The rough balance of his new budget is 2 – 1 spending cuts to revenue increases. The howls from the left – has the Democratic party reverted to pre-Clinton brain-deadness so swiftly – confirm the constructive moderation. One reaction from the right, it seems to me, was so cynical, toxic and foul in its hypocrisy and bad faith … well it had to have happened in Washington. Even the Club for Growth was taken aback:

“Greg Walden doesn’t seriously oppose even the most modest of reforms to social security, right?” said Club for Growth President Chris Chocola in a statement. “With nearly $100 trillion in unfunded liabilities, the last thing Republicans should attack the Democrats for is for making the most minor reforms to our entitlement programs. If anything, President Obama nibbles around the edges of entitlement reform and doesn’t do anything to put entitlements on a permanently sustainable path.”

I have been arguing for Obama to bring forward this kind of budget for a while. Maybe his caution was justified – especially given how he has been lacerated for negotiating with himself in the past and because the GOP is so riddled with purism and partisanship (even after its electoral shellacking), the compromise always seems to be in one direction.

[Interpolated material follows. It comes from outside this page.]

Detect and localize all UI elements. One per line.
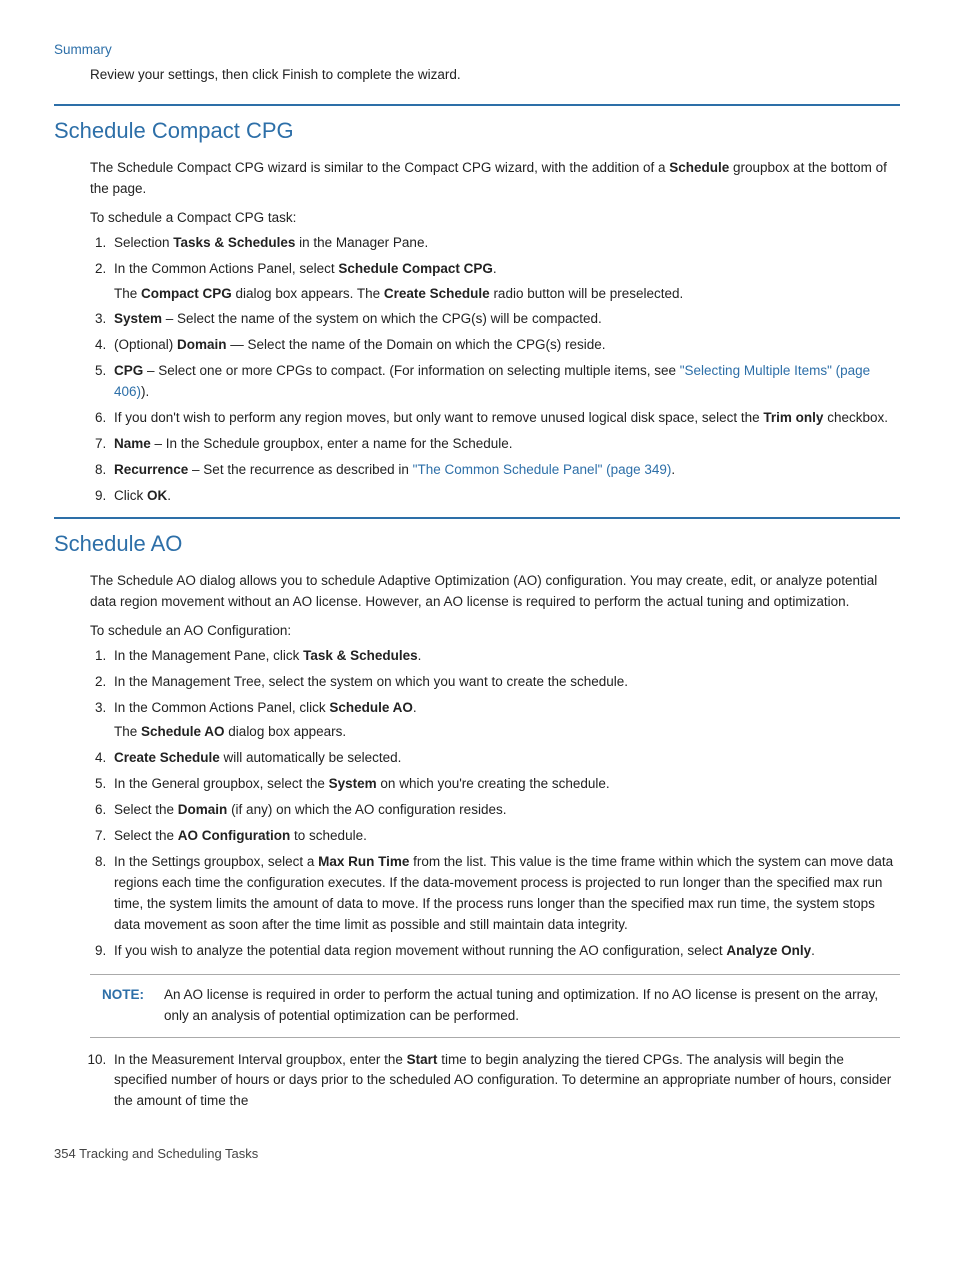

But I think the president has realized his sagging poll numbers on the economy (see above) are directly related to his seeming inability to get even the slightest fiscal compromise in the face of unsustainable long-term debt. He’s the president, after all. In the end, he was elected to get some kind of bargain done, before the debt compounds even further. He’s now taken a clear enough step that even Bill O’Reilly may have to concede that he is serious about entitlement reform – if only to make discretionary spending in any way feasible in the near future.

What Obama needs to do soon is go everywhere and explain his compromise and demand some give in return. Perhaps if gun regulation and immigration reform really do gain traction, some kind of momentum for a deal could emerge. It is entirely to Obama’s advantage if that happens. The Democrats? They’re too smug right now. Obama’s concessionary move is in actuality a shrewd one. Inertia isn’t – if the Dems want to appeal to the center of the country on the economy and its future.